Dessin lets out a low warning grumble in the bed of his throat. Niles shuts up.

“Doing that drains your body of energy and heat. It can bring you to hypothermic levels,” she adds, ignoring Niles.

“So you’ve just been here this entire time?” Aurick seethes.

“Yes.”

He shakes his head like he doesn’t know her. He never knew her. And even though Aurick is on my hit list, I feel for him. I know what it’s like to be left in the dark.

“How often can she go to the Prison Void?” Dessin runs his fingers through my hair gently.

“Only Skylenna can know the limits of her mind and body. But it’s safe to say she shouldn’t do it unless absolutely necessary.”

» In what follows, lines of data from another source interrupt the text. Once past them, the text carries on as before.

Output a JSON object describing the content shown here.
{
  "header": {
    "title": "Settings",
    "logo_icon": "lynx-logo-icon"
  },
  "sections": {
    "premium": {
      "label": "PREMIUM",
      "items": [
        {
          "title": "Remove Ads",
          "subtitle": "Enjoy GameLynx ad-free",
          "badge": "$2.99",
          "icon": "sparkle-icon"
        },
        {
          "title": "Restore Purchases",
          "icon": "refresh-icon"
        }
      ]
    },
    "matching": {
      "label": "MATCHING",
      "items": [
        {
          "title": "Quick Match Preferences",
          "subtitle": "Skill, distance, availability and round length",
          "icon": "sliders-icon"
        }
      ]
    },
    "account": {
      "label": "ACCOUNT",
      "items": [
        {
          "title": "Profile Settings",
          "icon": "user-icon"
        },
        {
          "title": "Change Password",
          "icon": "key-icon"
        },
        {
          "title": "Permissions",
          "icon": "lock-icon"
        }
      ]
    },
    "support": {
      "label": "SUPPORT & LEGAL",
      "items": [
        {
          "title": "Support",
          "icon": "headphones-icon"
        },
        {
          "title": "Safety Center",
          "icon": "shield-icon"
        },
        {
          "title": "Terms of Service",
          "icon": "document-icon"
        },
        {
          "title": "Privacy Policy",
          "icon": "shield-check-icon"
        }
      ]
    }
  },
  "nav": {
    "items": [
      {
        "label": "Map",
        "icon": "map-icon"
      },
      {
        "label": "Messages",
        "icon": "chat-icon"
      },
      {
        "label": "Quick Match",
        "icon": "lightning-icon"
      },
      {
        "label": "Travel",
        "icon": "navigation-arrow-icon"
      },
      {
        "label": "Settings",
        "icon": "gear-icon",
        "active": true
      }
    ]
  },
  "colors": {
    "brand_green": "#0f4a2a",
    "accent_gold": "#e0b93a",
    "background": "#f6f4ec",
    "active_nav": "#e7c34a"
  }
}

“Did you go to your own funeral?” Aurick’s eyes are red rimmed now, exploding with building fury. “Did you watch me sit by your headstone for days? Did you get to see me drink myself into oblivion?”

Dessin and I look between them uncomfortably.

“Aurick, we can talk about this in private. But Vexamen has taken the babies of your city. And it’s only going to get worse. Let Skylenna and Dessin call the shots. Let them devise a plan and offer them whatever resources they need. We only have a couple of hours before there’s no chance of catching up to them. It’s now or never.”

Aurick looks at her in disbelief, mirroring all of our expressions.

“I’ll tell you anything you want to know. But they need to be armed and sent to the warshipsnow.”

Back in the Demechnef mountain, we’re armed and given the war room to plan strategy. The main objective is to get on the ship, get the babies off the ship and onto our boat, then find the boiler room and blow the whole thing up.

We can’t bring a whole unit on board. Only Dessin and me with one or two extra people to help us get the babies out safely. We even have comfortable baby slings on our chest and back, with multiple slots. That way we’ll be able to safely secure them off the ship.

“If you two think I’m letting you have all the fun, you’re blind and stupid.” Warrose blasts through the door, his big shoulder throwing the thick oak into the adjacent wall.

“I told you to wait outside with the others.” Dessin scowls.

“If Warrose gets to come, then so do I,” Ruth announces, poking her head through the doorway.